The Butcher and the Window
Rob Walsh

She loved his big thumb or his big ear. A big hair on his back that wagged when he became excited was loveable. Or his big, yellow foot, or his big chin or big forehead crease, or new parts growing in, one and then the other, hanging from inside his mouth when he yawned. Her boy had all these big parts. And she loved the parts when considered individually. Her boy had big, beautiful parts if you looked at one only. Just one part at a time, her boy was really loved and beautiful.
But as the butcher could see, collectively, her boy was obscene.
He was only big, beautiful pieces of a boy. As a son, he was simply inordinate.
He needed to be pushed, she informed the butcher. That many big parts weren't meant to crowd together on a son. New parts were probably breaking in as they spoke. Collectively, her boy was an overhung little rack, that would topple when the butcher pushed him, and it was no way for a son to go on.
He ate like a horse, too, she said quietly, not wanting to wake her boy, who snored on a blanket inside a row of empty and half-empty plastic containers.

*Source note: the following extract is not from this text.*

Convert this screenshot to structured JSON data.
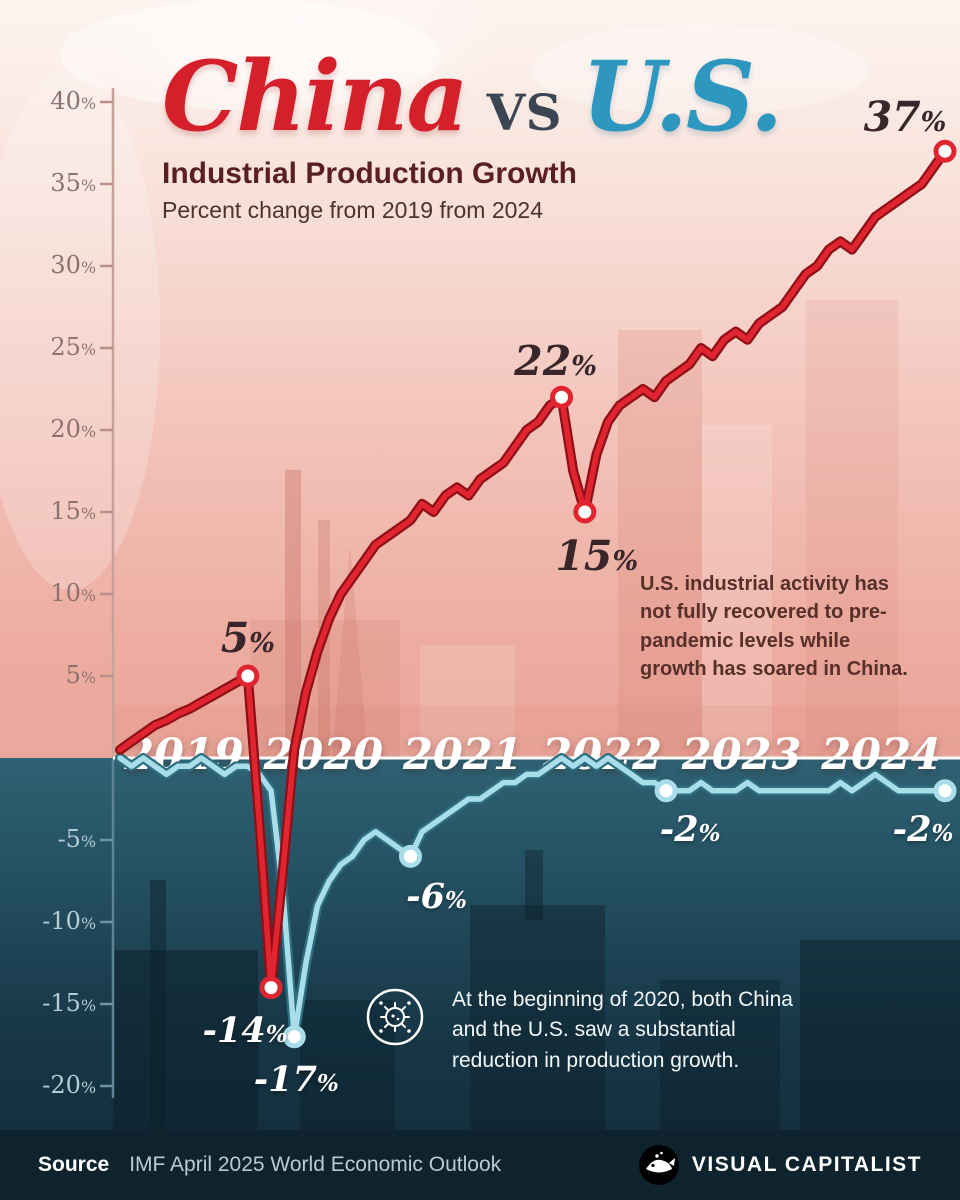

The butcher should go push him out the window. His mother certainly couldn't push him out again. She had labored to push him out once, at the hospital, which was a mistake, because her crotch had never healed right.
So if the butcher thought about it he was really pushing the son back in where he belonged, she said, pointing at a window. Inquisitive boys were drawn to heights and were always falling from windows, on the news.
Her and the butcher could stick to a story.